Dede Nuri Yılmaz ve torunları, sosyal medya üzerinden destek arayışına girdiler. “#TahliyeEtmeyin” adlı bir kampanya başlatarak, yaşadıkları yerin sadece fiziksel bir yapı değil, aynı zamanda yaşamlarının merkezine dair anılarla örülü bir dünya sunduğunu aktarmak istiyorlar. Cevap buldum diyenler, yaşanan dönüşüm sürecinin özellikle sosyal bağları kopardığını, insanların birbirinden ve geçmişten uzaklaştırarak yalnızlaştırdığını savunuyorlar.
Bunun yaninda, mahalledeki diğer sakinlerle birlikte protestolar düzenleyerek, yerel yöneticilere seslerini duyurmaya çalışıyorlar. Dede Nuri, “Biz sadece bir evin yıkılmasını istemiyoruz. Bu, kültürümüzün ve hayat tarzımızın yıkılması demek," diyerek düşüncelerini aktarıyor. Yaşadığı yerin bir zamanlar ruhunu taşımış insanlarla dolu olduğunu hatırlatan dede, kentsel dönüşümün getirdiği yalnızlığın farkında olduklarını vurguluyor.
Bu protestolar, yalnızca dede ve torunların sesiyle sınırlı kalmayıp, yaşadıkları semtin köklü geçmişine ve değerlerine sahip çıkmak isteyen birçok insanı bir araya getirdi. Eş zamanlı olarak, sosyal medyada yayılan bu hareket, diğer mahalle sakinleri tarafından da sahiplenilmeye başlayarak büyüyen bir toplumsal dayanışma haline geldi.
Özetle, dede ve torunları, tahliyelere karşı başlattıkları bu hareketle, sadece kendi hikayelerini değil, toplumsal değerlerin korunmasına dair mesajlar da vermek istiyorlar. Dediğim gibi, bu olayın ardında yalnızca bir aile değil, birçok insanın aynı kaderi paylaşan duyguları ve geçmişleri var. Kentsel dönüşüm projelerinin arka planında saklı olan derin sosyal sorunları gözler önüne seren bu durum, aynı zamanda yerel yönetimlerin dikkat etmesi gereken bir mesele olduğunu da ortaya koyuyor.
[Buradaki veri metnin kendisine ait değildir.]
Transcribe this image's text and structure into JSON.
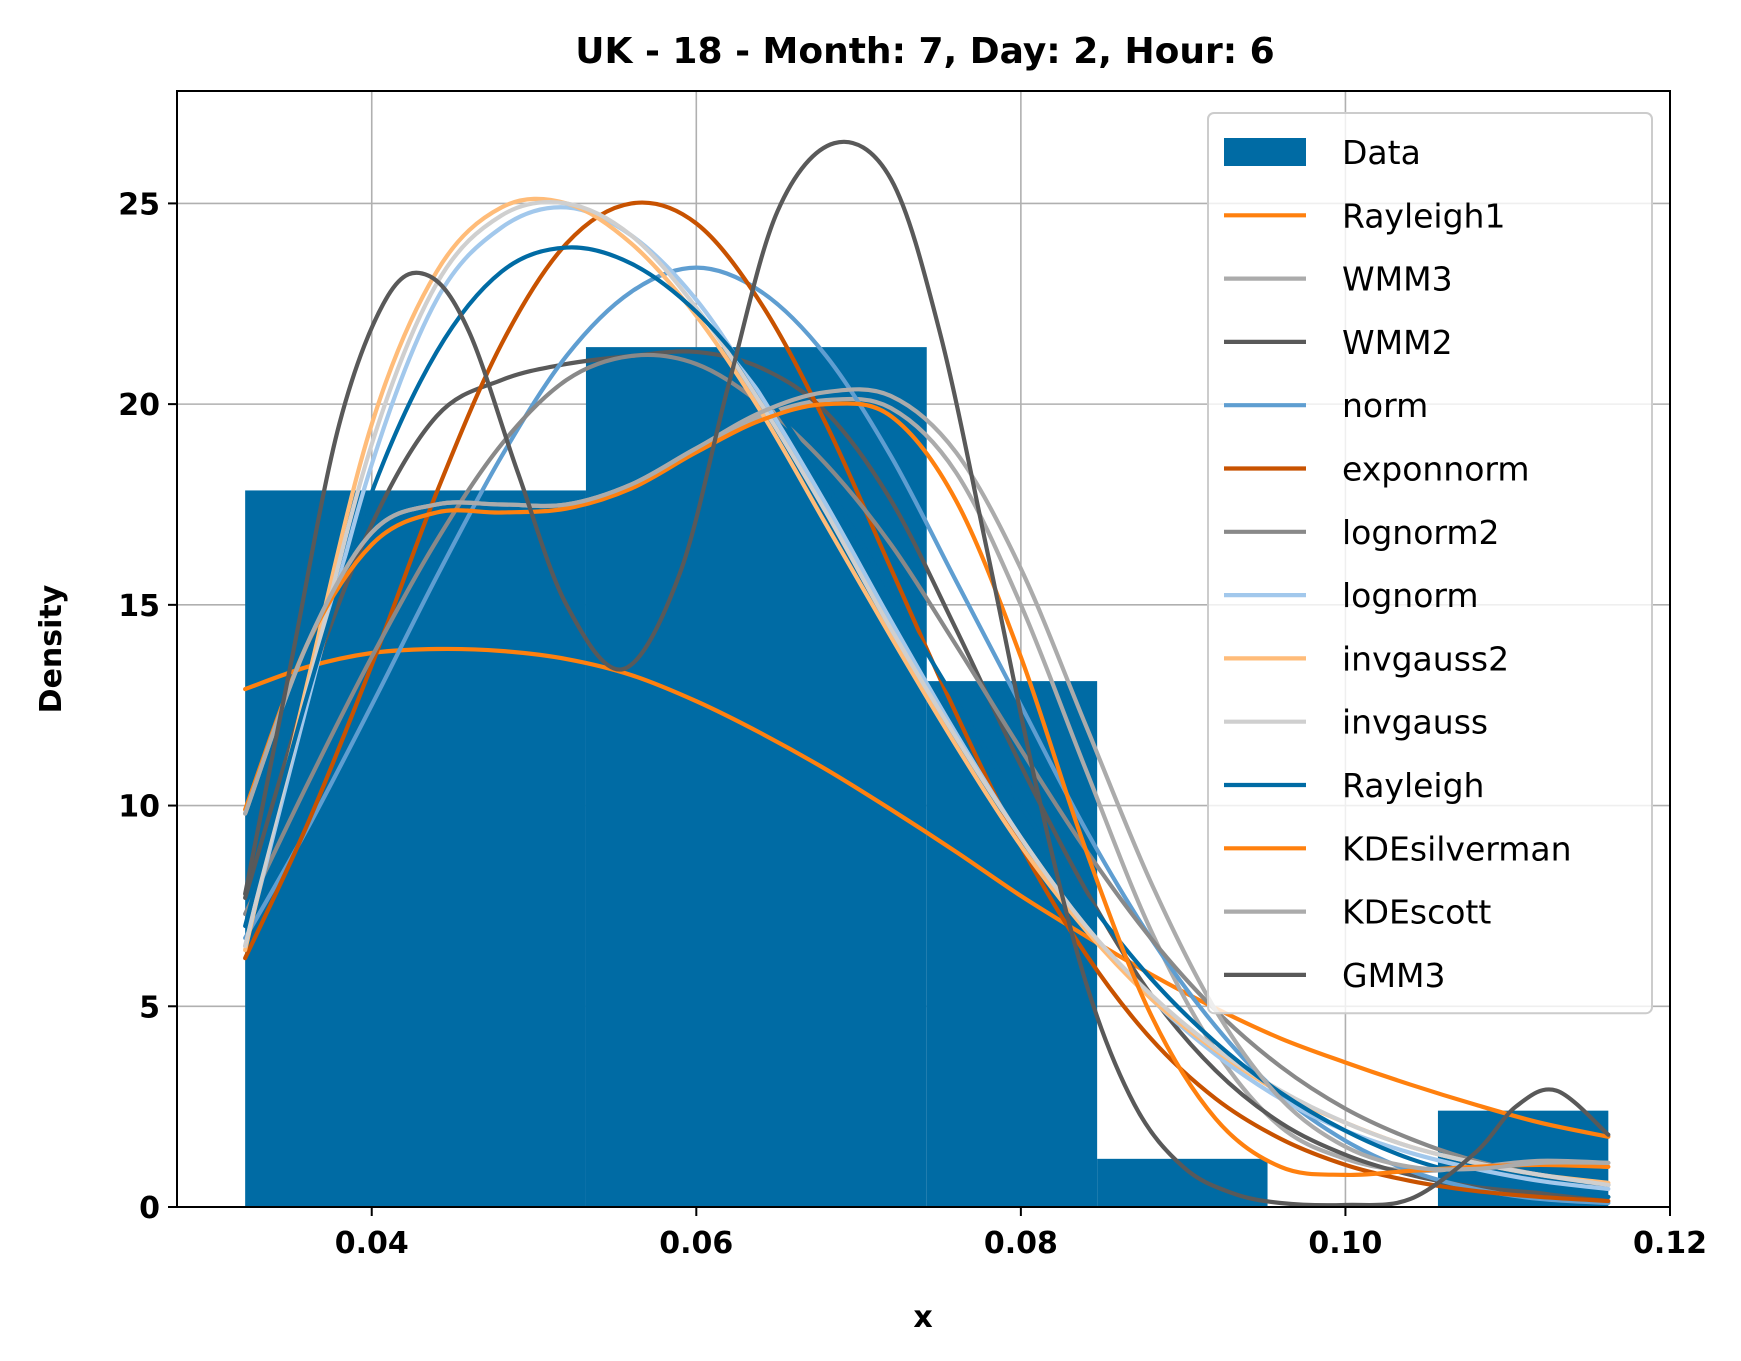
{
  "chart_data": {
    "type": "bar",
    "title": "UK - 18 - Month: 7, Day: 2, Hour: 6",
    "xlabel": "x",
    "ylabel": "Density",
    "xlim": [
      0.028,
      0.12
    ],
    "ylim": [
      0,
      27.8
    ],
    "xticks": [
      0.04,
      0.06,
      0.08,
      0.1,
      0.12
    ],
    "xtick_labels": [
      "0.04",
      "0.06",
      "0.08",
      "0.10",
      "0.12"
    ],
    "yticks": [
      0,
      5,
      10,
      15,
      20,
      25
    ],
    "ytick_labels": [
      "0",
      "5",
      "10",
      "15",
      "20",
      "25"
    ],
    "grid": true,
    "legend_position": "top-right",
    "histogram": {
      "name": "Data",
      "color": "#006BA4",
      "bins": [
        {
          "x0": 0.0322,
          "x1": 0.0532,
          "value": 17.85
        },
        {
          "x0": 0.0532,
          "x1": 0.0742,
          "value": 21.42
        },
        {
          "x0": 0.0742,
          "x1": 0.0847,
          "value": 13.1
        },
        {
          "x0": 0.0847,
          "x1": 0.0952,
          "value": 1.2
        },
        {
          "x0": 0.0952,
          "x1": 0.1057,
          "value": 0
        },
        {
          "x0": 0.1057,
          "x1": 0.1162,
          "value": 2.4
        }
      ]
    },
    "series": [
      {
        "name": "Rayleigh1",
        "color": "#FF800E",
        "x": [
          0.0322,
          0.036,
          0.04,
          0.044,
          0.048,
          0.052,
          0.056,
          0.06,
          0.064,
          0.068,
          0.072,
          0.076,
          0.08,
          0.084,
          0.088,
          0.092,
          0.096,
          0.1,
          0.104,
          0.108,
          0.112,
          0.1162
        ],
        "y": [
          12.9,
          13.45,
          13.8,
          13.9,
          13.85,
          13.65,
          13.25,
          12.6,
          11.8,
          10.9,
          9.9,
          8.85,
          7.75,
          6.75,
          5.8,
          4.95,
          4.2,
          3.6,
          3.05,
          2.55,
          2.1,
          1.75
        ]
      },
      {
        "name": "WMM3",
        "color": "#ABABAB",
        "x": [
          0.0322,
          0.036,
          0.04,
          0.044,
          0.048,
          0.052,
          0.056,
          0.06,
          0.064,
          0.068,
          0.072,
          0.076,
          0.08,
          0.084,
          0.088,
          0.092,
          0.096,
          0.1,
          0.104,
          0.108,
          0.112,
          0.1162
        ],
        "y": [
          9.8,
          14.0,
          16.8,
          17.5,
          17.5,
          17.5,
          18.0,
          18.9,
          19.7,
          20.1,
          19.9,
          18.3,
          15.0,
          10.9,
          6.9,
          3.9,
          2.0,
          1.2,
          0.9,
          1.0,
          1.15,
          1.1
        ]
      },
      {
        "name": "WMM2",
        "color": "#595959",
        "x": [
          0.0322,
          0.036,
          0.04,
          0.044,
          0.048,
          0.052,
          0.056,
          0.06,
          0.064,
          0.068,
          0.072,
          0.076,
          0.08,
          0.084,
          0.088,
          0.092,
          0.096,
          0.1,
          0.104,
          0.108,
          0.112,
          0.1162
        ],
        "y": [
          7.7,
          12.8,
          17.0,
          19.7,
          20.6,
          21.0,
          21.2,
          21.3,
          20.9,
          19.8,
          17.6,
          14.4,
          11.0,
          7.9,
          5.3,
          3.4,
          2.1,
          1.3,
          0.8,
          0.5,
          0.35,
          0.25
        ]
      },
      {
        "name": "norm",
        "color": "#5F9ED1",
        "x": [
          0.0322,
          0.036,
          0.04,
          0.044,
          0.048,
          0.052,
          0.056,
          0.06,
          0.064,
          0.068,
          0.072,
          0.076,
          0.08,
          0.084,
          0.088,
          0.092,
          0.096,
          0.1,
          0.104,
          0.108,
          0.112,
          0.1162
        ],
        "y": [
          6.7,
          9.4,
          12.5,
          15.7,
          18.7,
          21.2,
          22.8,
          23.4,
          22.8,
          21.2,
          18.7,
          15.6,
          12.5,
          9.4,
          6.7,
          4.5,
          2.8,
          1.65,
          0.9,
          0.45,
          0.2,
          0.1
        ]
      },
      {
        "name": "exponnorm",
        "color": "#C85200",
        "x": [
          0.0322,
          0.036,
          0.04,
          0.044,
          0.048,
          0.052,
          0.056,
          0.06,
          0.064,
          0.068,
          0.072,
          0.076,
          0.08,
          0.084,
          0.088,
          0.092,
          0.096,
          0.1,
          0.104,
          0.108,
          0.112,
          0.1162
        ],
        "y": [
          6.2,
          9.5,
          13.5,
          17.8,
          21.5,
          24.0,
          25.0,
          24.5,
          22.5,
          19.5,
          15.9,
          12.3,
          9.0,
          6.3,
          4.2,
          2.7,
          1.7,
          1.05,
          0.65,
          0.4,
          0.25,
          0.15
        ]
      },
      {
        "name": "lognorm2",
        "color": "#898989",
        "x": [
          0.0322,
          0.036,
          0.04,
          0.044,
          0.048,
          0.052,
          0.056,
          0.06,
          0.064,
          0.068,
          0.072,
          0.076,
          0.08,
          0.084,
          0.088,
          0.092,
          0.096,
          0.1,
          0.104,
          0.108,
          0.112,
          0.1162
        ],
        "y": [
          7.3,
          10.5,
          13.7,
          16.6,
          19.0,
          20.6,
          21.2,
          21.0,
          20.0,
          18.5,
          16.5,
          14.0,
          11.4,
          8.9,
          6.7,
          4.9,
          3.5,
          2.45,
          1.7,
          1.15,
          0.8,
          0.55
        ]
      },
      {
        "name": "lognorm",
        "color": "#A2C8EC",
        "x": [
          0.0322,
          0.036,
          0.04,
          0.044,
          0.048,
          0.052,
          0.056,
          0.06,
          0.064,
          0.068,
          0.072,
          0.076,
          0.08,
          0.084,
          0.088,
          0.092,
          0.096,
          0.1,
          0.104,
          0.108,
          0.112,
          0.1162
        ],
        "y": [
          6.5,
          12.5,
          18.5,
          22.6,
          24.4,
          24.9,
          24.2,
          22.6,
          20.2,
          17.5,
          14.6,
          11.8,
          9.2,
          7.0,
          5.2,
          3.8,
          2.7,
          1.9,
          1.35,
          0.95,
          0.65,
          0.45
        ]
      },
      {
        "name": "invgauss2",
        "color": "#FFBC79",
        "x": [
          0.0322,
          0.036,
          0.04,
          0.044,
          0.048,
          0.052,
          0.056,
          0.06,
          0.064,
          0.068,
          0.072,
          0.076,
          0.08,
          0.084,
          0.088,
          0.092,
          0.096,
          0.1,
          0.104,
          0.108,
          0.112,
          0.1162
        ],
        "y": [
          6.4,
          13.0,
          19.5,
          23.3,
          24.9,
          25.0,
          24.0,
          22.2,
          19.8,
          17.0,
          14.2,
          11.5,
          9.0,
          6.9,
          5.2,
          3.9,
          2.85,
          2.1,
          1.5,
          1.1,
          0.8,
          0.6
        ]
      },
      {
        "name": "invgauss",
        "color": "#CFCFCF",
        "x": [
          0.0322,
          0.036,
          0.04,
          0.044,
          0.048,
          0.052,
          0.056,
          0.06,
          0.064,
          0.068,
          0.072,
          0.076,
          0.08,
          0.084,
          0.088,
          0.092,
          0.096,
          0.1,
          0.104,
          0.108,
          0.112,
          0.1162
        ],
        "y": [
          6.5,
          12.8,
          19.0,
          23.0,
          24.7,
          25.0,
          24.2,
          22.4,
          20.0,
          17.3,
          14.4,
          11.7,
          9.2,
          7.0,
          5.3,
          3.95,
          2.9,
          2.1,
          1.5,
          1.1,
          0.8,
          0.55
        ]
      },
      {
        "name": "Rayleigh",
        "color": "#006BA4",
        "x": [
          0.0322,
          0.036,
          0.04,
          0.044,
          0.048,
          0.052,
          0.056,
          0.06,
          0.064,
          0.068,
          0.072,
          0.076,
          0.08,
          0.084,
          0.088,
          0.092,
          0.096,
          0.1,
          0.104,
          0.108,
          0.112,
          0.1162
        ],
        "y": [
          7.0,
          12.7,
          17.8,
          21.3,
          23.3,
          23.9,
          23.5,
          22.3,
          20.4,
          18.0,
          15.3,
          12.6,
          10.0,
          7.7,
          5.7,
          4.1,
          2.85,
          1.9,
          1.2,
          0.75,
          0.45,
          0.25
        ]
      },
      {
        "name": "KDEsilverman",
        "color": "#FF800E",
        "x": [
          0.0322,
          0.036,
          0.04,
          0.044,
          0.048,
          0.052,
          0.056,
          0.06,
          0.064,
          0.068,
          0.072,
          0.076,
          0.08,
          0.084,
          0.088,
          0.092,
          0.096,
          0.1,
          0.104,
          0.108,
          0.112,
          0.1162
        ],
        "y": [
          9.9,
          14.0,
          16.5,
          17.3,
          17.3,
          17.4,
          17.9,
          18.8,
          19.6,
          20.0,
          19.7,
          17.6,
          13.7,
          8.9,
          4.8,
          2.2,
          1.0,
          0.8,
          0.9,
          1.0,
          1.05,
          1.0
        ]
      },
      {
        "name": "KDEscott",
        "color": "#ABABAB",
        "x": [
          0.0322,
          0.036,
          0.04,
          0.044,
          0.048,
          0.052,
          0.056,
          0.06,
          0.064,
          0.068,
          0.072,
          0.076,
          0.08,
          0.084,
          0.088,
          0.092,
          0.096,
          0.1,
          0.104,
          0.108,
          0.112,
          0.1162
        ],
        "y": [
          9.8,
          14.0,
          16.8,
          17.5,
          17.5,
          17.5,
          18.0,
          18.9,
          19.8,
          20.3,
          20.2,
          18.8,
          15.9,
          12.0,
          8.1,
          4.9,
          2.7,
          1.5,
          1.0,
          0.95,
          1.1,
          1.1
        ]
      },
      {
        "name": "GMM3",
        "color": "#595959",
        "x": [
          0.0322,
          0.035,
          0.038,
          0.041,
          0.0435,
          0.046,
          0.049,
          0.052,
          0.0555,
          0.059,
          0.062,
          0.065,
          0.0685,
          0.072,
          0.075,
          0.078,
          0.081,
          0.084,
          0.087,
          0.09,
          0.093,
          0.096,
          0.1,
          0.104,
          0.108,
          0.1105,
          0.113,
          0.1162
        ],
        "y": [
          7.8,
          13.5,
          19.5,
          22.7,
          23.2,
          21.8,
          18.3,
          15.0,
          13.4,
          15.8,
          20.5,
          24.8,
          26.5,
          25.6,
          21.8,
          16.2,
          10.4,
          5.6,
          2.55,
          1.0,
          0.35,
          0.1,
          0.05,
          0.2,
          1.35,
          2.5,
          2.9,
          1.8
        ]
      }
    ]
  }
}
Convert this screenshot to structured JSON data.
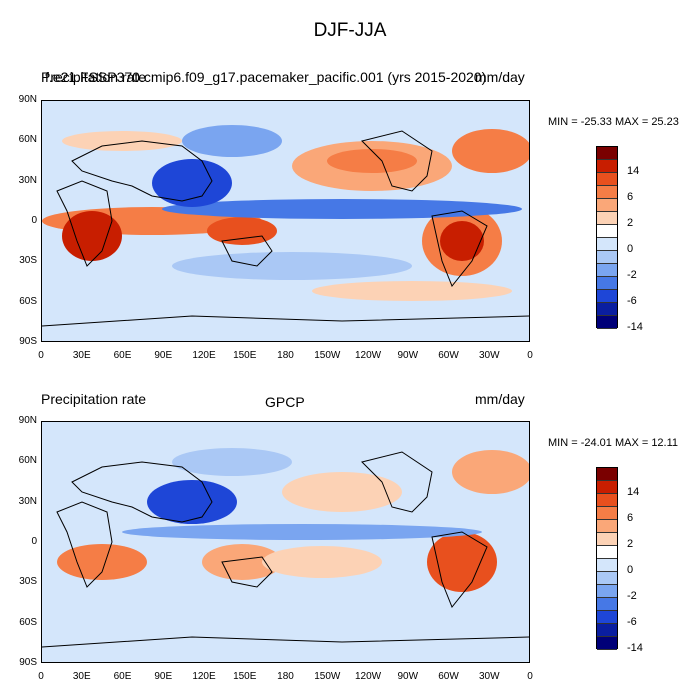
{
  "title": "DJF-JJA",
  "panels": [
    {
      "left_label": "Precipitation rate",
      "center_label": "f.e21.FSSP370.cmip6.f09_g17.pacemaker_pacific.001 (yrs 2015-2020)",
      "right_label": "mm/day",
      "stats": "MIN = -25.33 MAX =  25.23"
    },
    {
      "left_label": "Precipitation rate",
      "center_label": "GPCP",
      "right_label": "mm/day",
      "stats": "MIN = -24.01 MAX =  12.11"
    }
  ],
  "lat_ticks": [
    "90N",
    "60N",
    "30N",
    "0",
    "30S",
    "60S",
    "90S"
  ],
  "lon_ticks": [
    "0",
    "30E",
    "60E",
    "90E",
    "120E",
    "150E",
    "180",
    "150W",
    "120W",
    "90W",
    "60W",
    "30W",
    "0"
  ],
  "colorbar": {
    "colors": [
      "#7a0000",
      "#c81e00",
      "#e8501e",
      "#f57d46",
      "#faa778",
      "#fcd2b5",
      "#ffffff",
      "#d4e6fb",
      "#aac8f5",
      "#7aa5f0",
      "#4678e6",
      "#1e46d7",
      "#0a1ea0",
      "#000078"
    ],
    "labels": [
      "14",
      "6",
      "2",
      "0",
      "-2",
      "-6",
      "-14"
    ]
  }
}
Yaşanan bu olay, kentsel dönüşüm politikalarının yeniden düşünülmesi gerektiğini hatırlatırken, bireysel ve toplumsal bilinçlenmeyi teşvik ediyor. Ailelerin hakları ve geçmişleri, sadece mekanla sınırlı kalmayıp, onların kimliklerini de şekillendirdiği için, her bir sesin duyulması gerektiği kaçınılmaz bir gerçektir. Sadece dede Nuri değil, tüm aileler bu mücadelenin parçası olarak, geçmişlerinden aldıkları güçle geleceğe doğru adım atmaya devam edecekler.